[RFC PATCH 0/3] latencytop lock usage improvement

From: Feng Tang <feng.tang@intel.com>
To: Andrew Morton <akpm@linux-foundation.org>,
	Arjan van de Ven <arjan@linux.intel.com>,
	Jonathan Corbet <corbet@lwn.net>, Ingo Molnar <mingo@kernel.org>,
	Eric W Biederman <ebiederm@xmission.com>,
	Peter Zijlstra <peterz@infradead.org>,
	Dmitry Vyukov <dvyukov@google.com>,
	Thomas Gleixner <tglx@linutronix.de>,
	Andy Lutomirski <luto@kernel.org>,
	Ying Huang <ying.huang@intel.com>,
	linux-kernel@vger.kernel.org
Cc: Feng Tang <feng.tang@intel.com>
Subject: [RFC PATCH 0/3] latencytop lock usage improvement
Date: Mon, 29 Apr 2019 16:03:28 +0800	[thread overview]
Message-ID: <1556525011-28022-1-git-send-email-feng.tang@intel.com> (raw)

Hi All,

latencytop is a very nice tool for tracing system latency hotspots, and
we heavily use it in our LKP test suites.
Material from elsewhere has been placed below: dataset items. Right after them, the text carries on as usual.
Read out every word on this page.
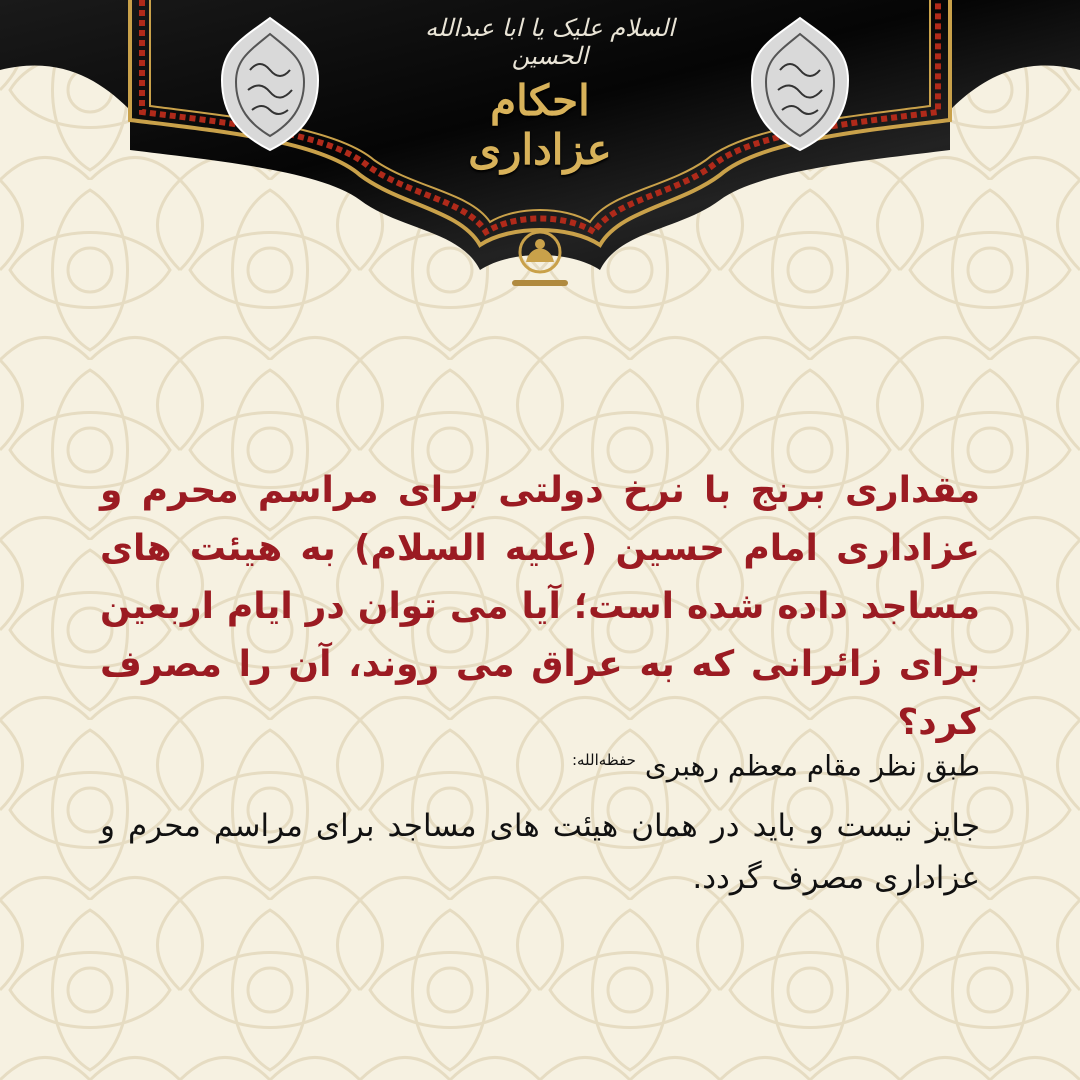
السلام علیک یا ابا عبدالله الحسین
احکام عزاداری
مقداری برنج با نرخ دولتی برای مراسم محرم و عزاداری امام حسین (علیه السلام) به هیئت های مساجد داده شده است؛ آیا می توان در ایام اربعین برای زائرانی که به عراق می روند، آن را مصرف کرد؟
طبق نظر مقام معظم رهبری $^{حفظه‌الله:}$
جایز نیست و باید در همان هیئت های مساجد برای مراسم محرم و عزاداری مصرف گردد.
However, we found in some benchmark tests, there are very severe lock
contentions which hits 70%+ of CPU cycles in perf profile, especially
for benchmark involving massive process scheduling on platforms with 
many CPUs, like running hackbench 
  "hackbench -g 1408 --process --pipe -l 1875 -s 1024"
on a 2 sockets Xeon E5-2699 machine (44 Cores/88 CPUs) with 64GB RAM.

And due to that, we have to explicitly disable latencytop for those test
cases.

By checking the code, we found latencytop use one global spinlock to
cover the latency data updating for both global data and per-task ones.

So initially we tried splitting single lock into one global lock and
per-task lock for better lock granularity, but the lock contention is
only reduced slightly (only 1% drop for perf profile). The reason is
the contention is still severe, as the benchmarks cause massive
scheduling on the 88 CPUs, and every schedule-in call will try to
acquire the lock.

Then we tried to reduce the operations inside the latency_lock's 
protection (between the spin_lock_irqsave/raw_spin_unlock_irqrestore
pair), and also there is only very small improvement, and lock contention
keeps high.

At last,  we tried adding one extra lazy mode which only update the global
latency data when a task exit, while still updating the per-task data
in real time. This reduces the lock contention from 70%+ to less than
5% while boost that hackbench case's throughput by 276%. 

Please help to review, thanks!

Patch 1/3 adds the missing sysctl description for "latencytop" and I
think it could be merged independently.

Patch 2/3 splits latency_lock to global lock and per task lock.
And actually, a more aggressive thought is the per-task lock may not be
needed as the per-task data is only updated at the enqueueing time for
a task, which implies no race condtion for it.

Patch 3/3 implements the lazy mode and update the document.

Thanks,
Feng

Feng Tang (3):
  kernel/sysctl: add description for "latencytop"
  latencytop: split latency_lock to global lock and per task lock
  latencytop: add a lazy mode for updating global data

 Documentation/sysctl/kernel.txt | 23 ++++++++++++++++++++
 include/linux/latencytop.h      |  5 +++++
 include/linux/sched.h           |  1 +
 init/init_task.c                |  3 +++
 kernel/exit.c                   |  2 ++
 kernel/fork.c                   |  4 ++++
 kernel/latencytop.c             | 47 +++++++++++++++++++++++++++++++++++------
 7 files changed, 78 insertions(+), 7 deletions(-)

-- 
2.7.4